I’m giving a talk on ‘Beyond Subtyping', a feature of Python. My session highlights various cases where the tools that implement subtyping disagree. As a Python designer you might think these are settled questions, but they’re not because we don’t yet agree on foundational points about how the language works.

In the typing working group there are dozens of participants from companies like Microsoft, Facebook, and Google – it’s a very cooperative, collegial group. We’re all trying to evolve Python in a direction that supports our own users. We’re finding that we all have similar problems, and similar goals too. We’re trying to develop tools that can be used by everybody, so we have to design in a very collaborative way.
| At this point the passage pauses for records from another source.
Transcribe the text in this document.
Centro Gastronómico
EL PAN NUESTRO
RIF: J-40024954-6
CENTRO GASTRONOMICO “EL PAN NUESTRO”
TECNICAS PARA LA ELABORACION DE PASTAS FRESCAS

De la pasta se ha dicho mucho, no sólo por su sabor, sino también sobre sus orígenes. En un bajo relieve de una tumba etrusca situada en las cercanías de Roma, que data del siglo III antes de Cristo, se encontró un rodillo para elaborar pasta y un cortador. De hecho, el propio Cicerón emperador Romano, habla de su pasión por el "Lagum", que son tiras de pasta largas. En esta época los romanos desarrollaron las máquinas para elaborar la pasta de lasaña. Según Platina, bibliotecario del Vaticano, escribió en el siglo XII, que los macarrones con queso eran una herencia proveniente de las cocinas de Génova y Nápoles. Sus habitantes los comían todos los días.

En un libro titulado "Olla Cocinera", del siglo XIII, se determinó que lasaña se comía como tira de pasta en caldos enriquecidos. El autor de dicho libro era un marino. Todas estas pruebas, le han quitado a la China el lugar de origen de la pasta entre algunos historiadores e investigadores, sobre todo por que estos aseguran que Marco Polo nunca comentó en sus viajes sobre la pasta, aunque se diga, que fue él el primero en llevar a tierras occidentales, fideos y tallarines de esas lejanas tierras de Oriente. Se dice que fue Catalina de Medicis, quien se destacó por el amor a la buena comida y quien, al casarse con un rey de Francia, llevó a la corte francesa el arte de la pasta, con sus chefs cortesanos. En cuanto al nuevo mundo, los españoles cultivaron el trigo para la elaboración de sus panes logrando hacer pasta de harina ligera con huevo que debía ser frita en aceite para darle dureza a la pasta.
I’m really excited about...

Meeting up face-to-face with people I’ve been working with remotely for a couple of years, who are part of the Python language community. I’m a bit of a newcomer in this area and I’m interested in expanding our network and making it more inclusive to external contributors. In practice, it often works as a closed group, and I think a lot of the work could benefit from being more open.

The future of language...

Though a lot of new features are added to Python to help address a specific issue someone is having, they don’t always fit with other new features in a coherent way. One of the things I'm advocating for is to take a step back and decide what our principles are for evolving this part of the programming language we’re working on. A lot of these are in the heads of the developers, but my question is - can we write them down and use that as a manifesto for how language evolution should go? If we had a roadmap of where we want to go in the next 2-5 years, could we be more thoughtful about the changes we make to the language? That would ensure we're building for the future and the tools we will need to create to accelerate AI research.